Hey everyone, I don't think this has been mentioned before and it is a pretty big annoyance. When I'm driving in my car I listen to podcasts through the 3.5" audio jack of my phone. At the sametime I use bluetooth for calls. The problem is that in MIUI whenever i have the audio jack plugged in and a call comes in, it defaults to using the headphone jack as the speaker (so that the call comes through the car speaker) and I have to physically click the button that routes the call through to the bluetooth everytime....instead of it just going directly to bluetooth. Other roms...(OMFGB, CM7, stock) handle it the right way in that if you get a call it always goes to bluetooth if you are using bluetooth, even if the audio jack is plugged in. MIUI is the only ROM i've noticed that handles it this *wrong way. Unfortunately MIUI is my favorite ROM by far, and this is a dealbreaker.
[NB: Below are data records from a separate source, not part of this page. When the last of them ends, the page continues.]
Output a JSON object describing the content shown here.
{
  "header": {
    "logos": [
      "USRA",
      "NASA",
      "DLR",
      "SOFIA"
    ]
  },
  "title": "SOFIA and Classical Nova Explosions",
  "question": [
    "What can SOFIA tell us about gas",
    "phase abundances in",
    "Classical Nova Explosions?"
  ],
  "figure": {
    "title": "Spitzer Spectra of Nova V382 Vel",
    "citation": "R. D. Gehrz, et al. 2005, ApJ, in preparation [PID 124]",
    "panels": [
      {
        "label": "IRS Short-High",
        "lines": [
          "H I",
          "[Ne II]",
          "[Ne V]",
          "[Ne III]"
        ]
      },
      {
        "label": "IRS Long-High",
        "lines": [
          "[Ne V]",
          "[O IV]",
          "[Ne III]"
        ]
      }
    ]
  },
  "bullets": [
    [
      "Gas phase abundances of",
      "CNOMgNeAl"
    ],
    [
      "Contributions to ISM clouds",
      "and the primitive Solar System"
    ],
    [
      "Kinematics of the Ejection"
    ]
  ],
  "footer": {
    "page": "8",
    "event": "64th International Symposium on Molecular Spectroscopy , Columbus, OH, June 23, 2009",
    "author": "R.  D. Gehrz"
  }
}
It's very annoying to have to look at the screen and push the button while i'm driving to switch to bluetooth everytime a call comes in. Does anyone know a fix for this? It would be greatly appreciated!!


----------



## willjohnson (Jul 13, 2011)

+1 for me. also can't find a way to get the phone or contacts apps to go into landscape mode in my car dock.


----------



## willjohnson (Jul 13, 2011)

LOL... Guess we are the only two who care about this bro.


----------



## ajbang (Jul 30, 2011)

Could someone confirm if this is fixed with the new gingerbread kernel MIUI update? Thanks!


----------



## willjohnson (Jul 13, 2011)

Nope... And if you get another call while in a call, when you swap to the new call it goes from bluetooth back to speaker... Also noticed if I answer a call by pushing the button on my headset it answers the call but it goes to the regular handset speaker, kinda crazy.


----------



## goatastic (Jun 23, 2011)

You are definitely not the only person who cares about this. I am no Dev otherwise I would try and fix it myself.


----------



## alprazolam (Aug 8, 2011)

Right here with you! Not a deal breaker for me but definitely annoying.


----------